Su mente pareció abrazarlo… suprimiendo sus objeciones, calmando todos sus temores. Y pese a sí mismo, Richard sintió que su resolución se tambaleaba. Sabía que la maldita mujer estaba ejerciendo coerción sobre él, interpretando su propia melodía en su superego, doblando el poder de su voluntad; pero cuanto más se debatía para liberarse, más apremiante se hacía su influencia mental…
¡Richard! Querido hijo, ¿acaso no te conozco? ¿Yo… la madre de un centenar de miles de desdichados viajeros temporales que acudieron a mí como su última esperanza? Tú siempre has estado solo, siempre centrado en ti mismo y temeroso de abrirte a los demás, porque hacer eso era arriesgarte al rechazo y al dolor. Pero éste es un riesgo que todos nosotros, los humanos, tenemos que correr. No podemos vivir solos, no podemos hallar la felicidad ni la paz solos, no podemos amar solos. La persona sola tiene que estar siempre huyendo, siempre buscando. Huye de la infinita soledad. Busca, lo quiera o no, a alguien que pueda llenar su vacío…
Richard retrocedió, apartándose de la terrible anciana hasta que se vio atrapado contra la antigua madera del Árbol, intentando defenderse contra el empuje de su necesidad y sus esperanzas y —¡maldita fuera!— su genuina compasión fluyendo de ella como agua curadora bañando su resquebrajada y sucia alma.
—Ven con nosotros, Richard —dijo ella en voz alta—. Ayúdanos… a todos los que te necesitamos.

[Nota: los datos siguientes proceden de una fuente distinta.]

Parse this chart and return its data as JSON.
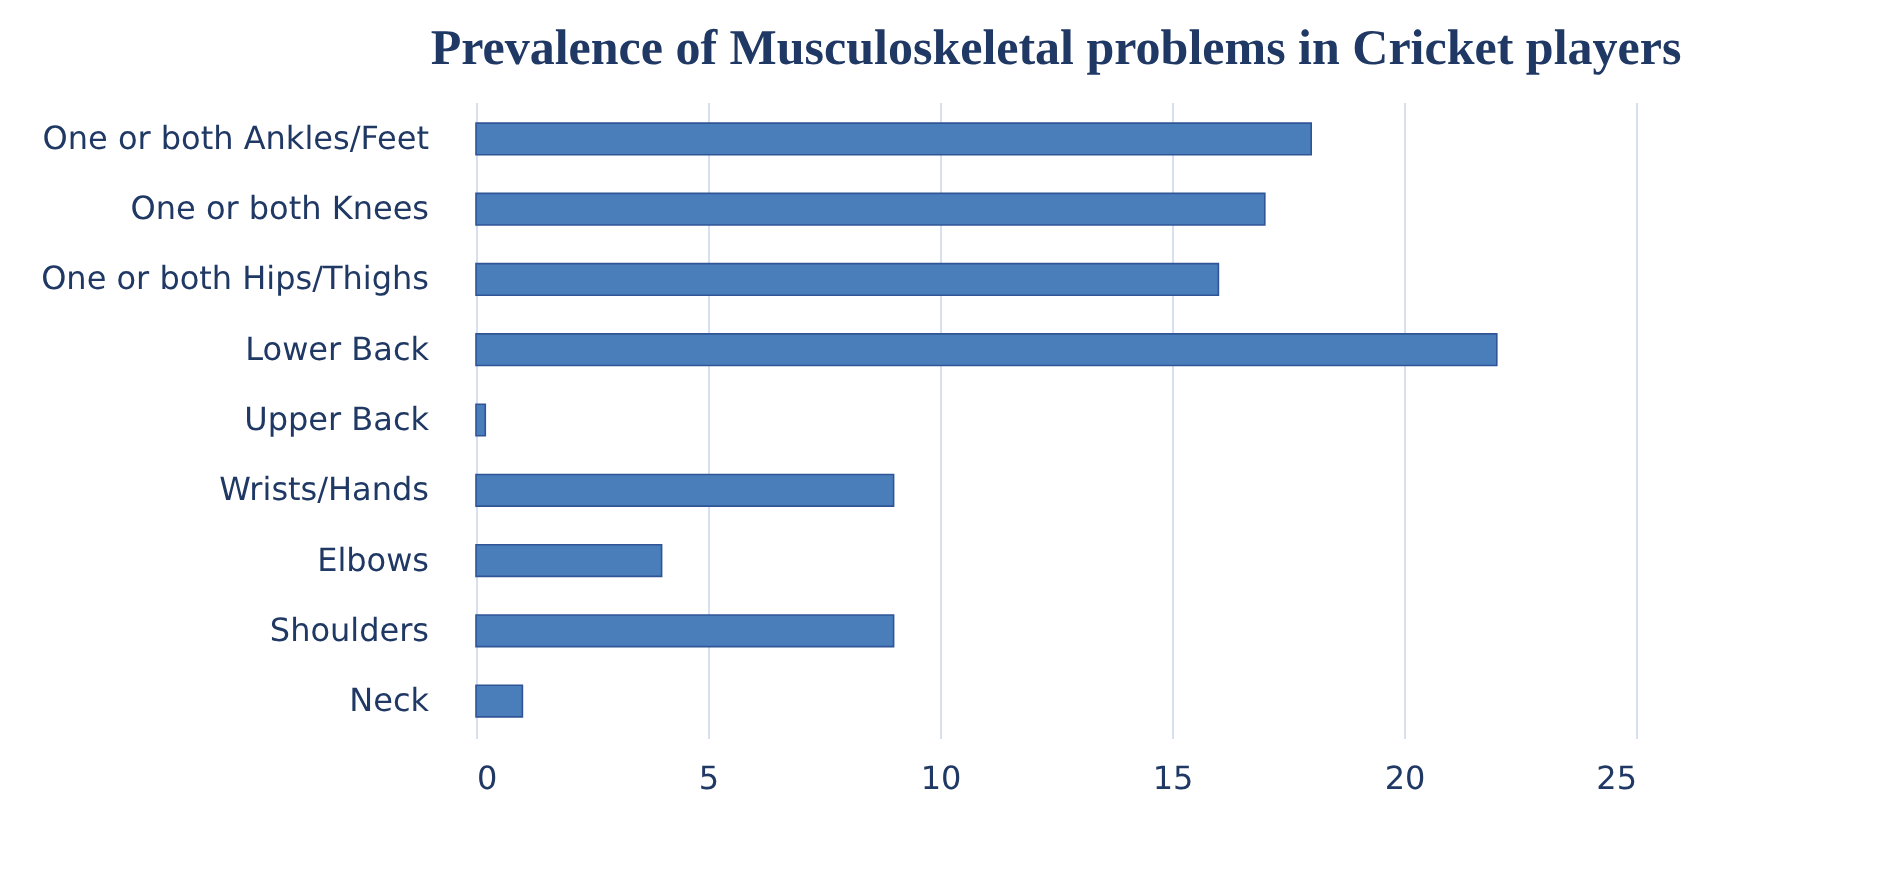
{
  "chart_data": {
    "type": "bar",
    "orientation": "horizontal",
    "title": "Prevalence of Musculoskeletal problems in Cricket players",
    "categories": [
      "One or both Ankles/Feet",
      "One or both Knees",
      "One or both Hips/Thighs",
      "Lower Back",
      "Upper Back",
      "Wrists/Hands",
      "Elbows",
      "Shoulders",
      "Neck"
    ],
    "values": [
      18,
      17,
      16,
      22,
      0.2,
      9,
      4,
      9,
      1
    ],
    "color": "#4a7ebb",
    "xlim": [
      0,
      25
    ],
    "xticks": [
      0,
      5,
      10,
      15,
      20,
      25
    ],
    "grid": "x"
  }
}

Realmente no puedo ejercer coerción sobre ti. No más allá de una forma transitoria. Tienes que elegir libremente el ayudarnos. Y haciéndolo recibirás todo aquello que tanto ansías.
—¡Maldita seas! —susurró el hombre.
Mi pobre e imperfecto pequeño. Has sido mortalmente egoísta, y has pagado por tu estupidez. El Medio te obligó a pagar. Pero el pecado sigue aún aquí, como sigue el mío, y su auténtica expiación tiene que hallarse en la misma moneda que ha sido injustamente utilizada. La pérdida de tu astronave, de tu medio de vida, no fue suficiente, y tú lo sabes. Debes entregarte a ti mismo, y entonces ya no seguirás despreciándote. Ayúdanos. Ayuda a tus amigos que te necesitan.
—Maldita… —Parpadeó, intentando apartar la niebla que se había aposentado en sus ojos.
Sálvanos.
Sus palabras fueron apenas audibles.
—Está bien. —Todos los demás estaban mirándole, pero él no podía ver sus ojos—. Iré con vosotros. Pilotaré esa nave, si es que puedo. Pero eso es todo lo que puedo prometer.
—Es suficiente —dijo Madame.
Allá en el fuego central, las risas y las canciones eran menos estruendosas. La gente se estaba diseminando hacia los fuegos más pequeños para prepararse para dormir. Una pequeña figura cojeó hacia Madame, silueteada contra el muriente fuego.
—He estado pensando en vuestra expedición a la Tumba de la Nave —dijo Fitharn—. Vais a necesitar la ayuda de nuestra gente.
—Para encontrar el Danubio rápidamente —admitió Claude—. ¿Tienes alguna idea del mejor camino para llegar a él? En nuestra época, sus fuentes se hallaban en la Selva Negra. Dios sabe dónde empieza actualmente el río. Los Alpes… incluso alguna superversión del lago de Constanza.
—Sólo hay una persona con la autoridad necesaria para ayudaros —dijo el Firvulag—. Vais a tener que visitar al Rey.